When Ottawa-born pianist Christina Petrowska-Quilico was only 10 years old, she performed Joseph Haydn’s Concerto in D Major with Toronto’s Conservatory Orchestra – and amazed the audience. By the time she was a teen, the New York Times was using such descriptors for her talent and skill as Promethean, phenomenal, “dazzling virtuosity” and “playing to perfection.”

Quilico went on to become the extraordinary adult talent one imagines possible when listening to a child prodigy perform. The praise and accolades, including four JUNO nominations, have continued to flow throughout the almost six decades she’s been recording and performing a diverse repertoire of solo, orchestral and chamber music on four continents.

Quilico’s music travels to space
In 2006, the tribute to her talent went out of this world. One of her 50 albums, a recording of the piano concerto written by David Mott specifically for Quilico, debuted in outer space when astronaut Steve MacLean took it with him on the space shuttle Atlantis. It became the first CD to put human music in the heavens. Quilico, who’s also a professor of piano performance and musicology at York University, walked into her class the morning the debut was reported in the news. “All the students were clapping,” she says. “I asked them what I had done. They said, ‘You didn’t see the newspaper?’  I had no idea. It was very exciting.”

The focus of her excitement now is in anticipation of her scheduled soloist performance of Claude Champagne’s piano concerto with the Toronto Symphony Orchestra and maestro Victor Feldbrill on Oct. 21 and 22, 2017, at Roy Thomson Hall. Curated by Feldbrill and called With Glowing Hearts, the program explores Canada’s rich history of classical composers.

“The concerto I’m playing was written in 1948 and it’s wonderful,” says Quilico, who’s performed more than 35 concertos. “I get to do flashy stuff, and romantic stuff, and it’s nice to be able to play music that reflects that era of Canadian music. I love all music, but I really love playing concerto. I get a real high with an orchestra.”

The concerts also bring together two of the most respected champions of Canadian contemporary composers: Feldbrill and Quilico, who has premiered more than 150 contemporary pieces, including the work of such renowned Canadian SOCAN member composers as Violet Archer and John Weinzweig. That devotion earned her the 2007 Friends of Canadian Music Award from the Canadian Music Centre (CMC) and the Canadian League of Composers. And in 2010 she received the inaugural Harry Freedman Recording Award for composers as a co-recipient with composer Constantine Caravassilis. “I’ve wanted to support Canadian music because there are so many wonderful composers who get lost by the wayside,” says Quilico, who’s been especially recognized for her virtuosity in interpreting challenging contemporary compositions.
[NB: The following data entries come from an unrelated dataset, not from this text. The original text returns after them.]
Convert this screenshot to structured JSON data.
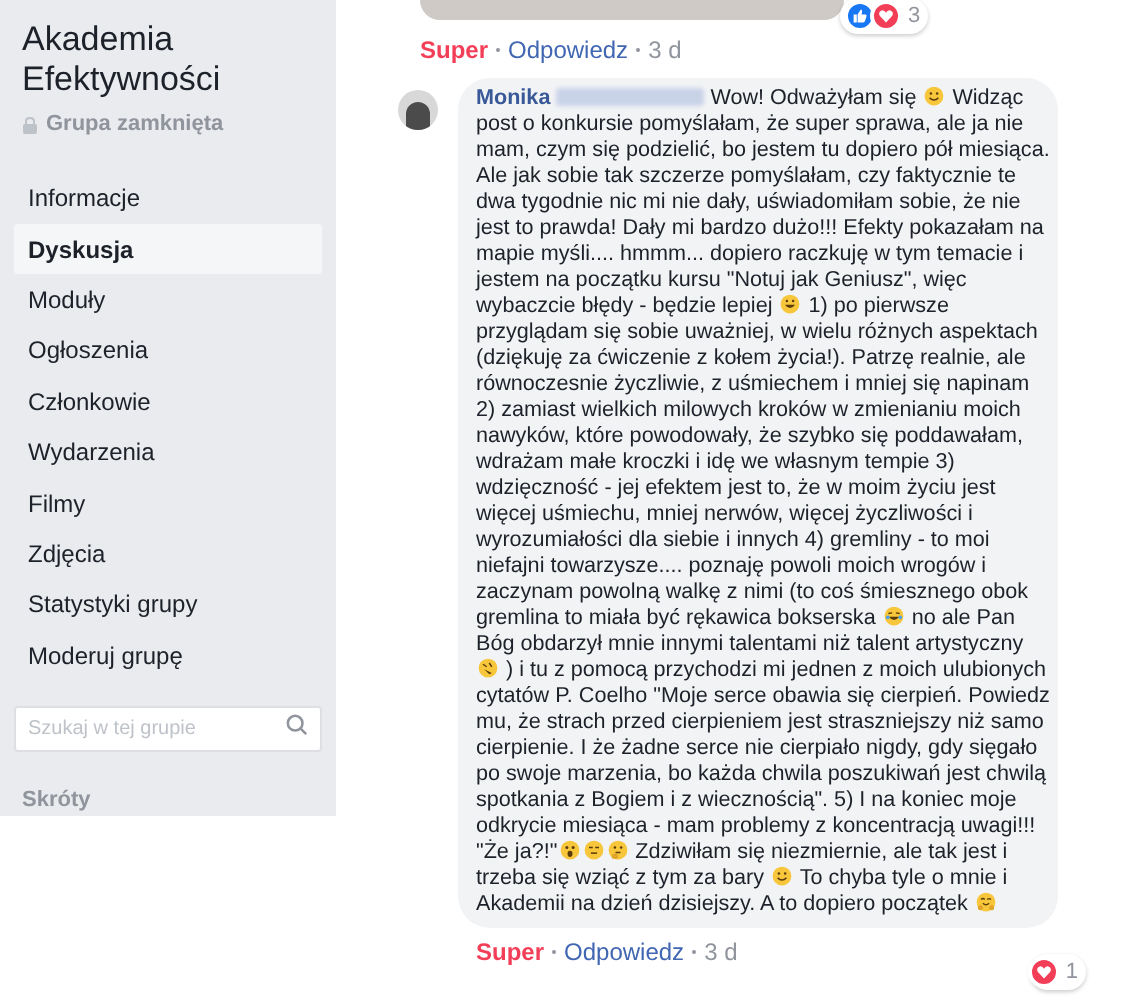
{
  "group": {
    "title": "Akademia Efektywności",
    "privacy": "Grupa zamknięta"
  },
  "nav": [
    {
      "label": "Informacje",
      "selected": false
    },
    {
      "label": "Dyskusja",
      "selected": true
    },
    {
      "label": "Moduły",
      "selected": false
    },
    {
      "label": "Ogłoszenia",
      "selected": false
    },
    {
      "label": "Członkowie",
      "selected": false
    },
    {
      "label": "Wydarzenia",
      "selected": false
    },
    {
      "label": "Filmy",
      "selected": false
    },
    {
      "label": "Zdjęcia",
      "selected": false
    },
    {
      "label": "Statystyki grupy",
      "selected": false
    },
    {
      "label": "Moderuj grupę",
      "selected": false
    }
  ],
  "search": {
    "placeholder": "Szukaj w tej grupie"
  },
  "shortcuts_heading": "Skróty",
  "previous_comment": {
    "reactions": [
      {
        "kind": "like"
      },
      {
        "kind": "love"
      }
    ],
    "reaction_count": "3",
    "actions": [
      {
        "label": "Super",
        "kind": "reaction"
      },
      {
        "label": "Odpowiedz",
        "kind": "link"
      },
      {
        "label": "3 d",
        "kind": "time"
      }
    ]
  },
  "comment": {
    "author": "Monika",
    "parts": [
      {
        "kind": "text",
        "text": "Wow! Odważyłam się "
      },
      {
        "kind": "smile"
      },
      {
        "kind": "text",
        "text": " Widząc post o konkursie pomyślałam, że super sprawa, ale ja nie mam, czym się podzielić, bo jestem tu dopiero pół miesiąca. Ale jak sobie tak szczerze pomyślałam, czy faktycznie te dwa tygodnie nic mi nie dały, uświadomiłam sobie, że nie jest to prawda! Dały mi bardzo dużo!!! Efekty pokazałam na mapie myśli.... hmmm... dopiero raczkuję w tym temacie i jestem na początku kursu \"Notuj jak Geniusz\", więc wybaczcie błędy - będzie lepiej "
      },
      {
        "kind": "grin"
      },
      {
        "kind": "text",
        "text": " 1) po pierwsze przyglądam się sobie uważniej, w wielu różnych aspektach (dziękuję za ćwiczenie z kołem życia!). Patrzę realnie, ale równoczesnie życzliwie, z uśmiechem i mniej się napinam 2) zamiast wielkich milowych kroków w zmienianiu moich nawyków, które powodowały, że szybko się poddawałam, wdrażam małe kroczki i idę we własnym tempie 3) wdzięczność - jej efektem jest to, że w moim życiu jest więcej uśmiechu, mniej nerwów, więcej życzliwości i wyrozumiałości dla siebie i innych 4) gremliny - to moi niefajni towarzysze.... poznaję powoli moich wrogów i zaczynam powolną walkę z nimi (to coś śmiesznego obok gremlina to miała być rękawica bokserska "
      },
      {
        "kind": "laugh"
      },
      {
        "kind": "text",
        "text": " no ale Pan Bóg obdarzył mnie innymi talentami niż talent artystyczny "
      },
      {
        "kind": "rofl"
      },
      {
        "kind": "text",
        "text": " ) i tu z pomocą przychodzi mi jednen z moich ulubionych cytatów P. Coelho \"Moje serce obawia się cierpień. Powiedz mu, że strach przed cierpieniem jest straszniejszy niż samo cierpienie. I że żadne serce nie cierpiało nigdy, gdy sięgało po swoje marzenia, bo każda chwila poszukiwań jest chwilą spotkania z Bogiem i z wiecznością\". 5) I na koniec moje odkrycie miesiąca - mam problemy z koncentracją uwagi!!! \"Że ja?!\""
      },
      {
        "kind": "wow"
      },
      {
        "kind": "squint"
      },
      {
        "kind": "think"
      },
      {
        "kind": "text",
        "text": " Zdziwiłam się niezmiernie, ale tak jest i trzeba się wziąć z tym za bary "
      },
      {
        "kind": "smile"
      },
      {
        "kind": "text",
        "text": " To chyba tyle o mnie i Akademii na dzień dzisiejszy. A to dopiero początek "
      },
      {
        "kind": "hug"
      }
    ],
    "reactions": [
      {
        "kind": "love"
      }
    ],
    "reaction_count": "1",
    "actions": [
      {
        "label": "Super",
        "kind": "reaction"
      },
      {
        "label": "Odpowiedz",
        "kind": "link"
      },
      {
        "label": "3 d",
        "kind": "time"
      }
    ]
  }
}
PULL QUOTE: ““I’ve wanted to support Canadian music because there are so many wonderful composers.”

In turn, Canadian composers have been so taken with her interpretation of their works that many, including SOCAN members Mott, Larysa Kuzmenko, Steven Gellman and Heather Schmidt, have written music specifically for her. The late Ann Southam, known for her minimalist style, was another composer who trusted Quilico profoundly with her compositions. “I really fought to have her music in the beginning, because music has its flavour of the year and at the time, and in the 1980s the flavour wasn’t minimalist,” said Quilico. The two first collaborated in 1982 when Southam asked Petrowska Quilico to do a demo recording of Rivers. “I found it quite slow,” said Quilico. “I was seven or eight months pregnant at the time, so I figured she wouldn’t yell at a pregnant lady. I called her and said, ‘You know, I’ve changed your stuff around quite a bit.’ She said, ‘Well, let me hear it.’ She just loved it and said ‘You can do whatever you want with my music.’”

The two developed a 30-year friendship and collaboration. In 2018, Quilico will be releasing an album of Southam’s early work. “There are some really neat surprises that are going to happen on that album, and it shows the wealth of her creativity,” says Quilico – who, between teaching, performing, and recording, keeps a hectic schedule.

As of September 2017, Quilico had already performed more than half-a-dozen-times in the year, including a recital featuring the solo piano works by her late first husband, Michel-Georges Brégent, at the 50th anniversary celebration of Montréal’s Société de Musique Contemporaine du Québec. She released Worlds Apart, a double-album recording celebrating Canadian composers. She’ll also give a concert of solos by women composers for Winnipeg’s Groundswell series, Global Sirens, on November 28, 2017.  And she’s working with David Jaeger, who’s setting to music a selection of poems she wrote in her youth.

It turns out the child prodigy was also a talented poet, whose work was published in the New York Times. “I did speak to one of the editors, who said, ‘You have to make up your mind. I love your writing, but if you go into writing, then you can’t also be a concert pianist,’” she says.

Luckily for Canadian composers and the classical music genre, Quilico chose to be a concert pianist. “I found playing was really easy so I just went along with it,” she says. “Music is sound and emotion and there are no boundaries. It’s always changing. I like it. It gives me a sense of adventure.”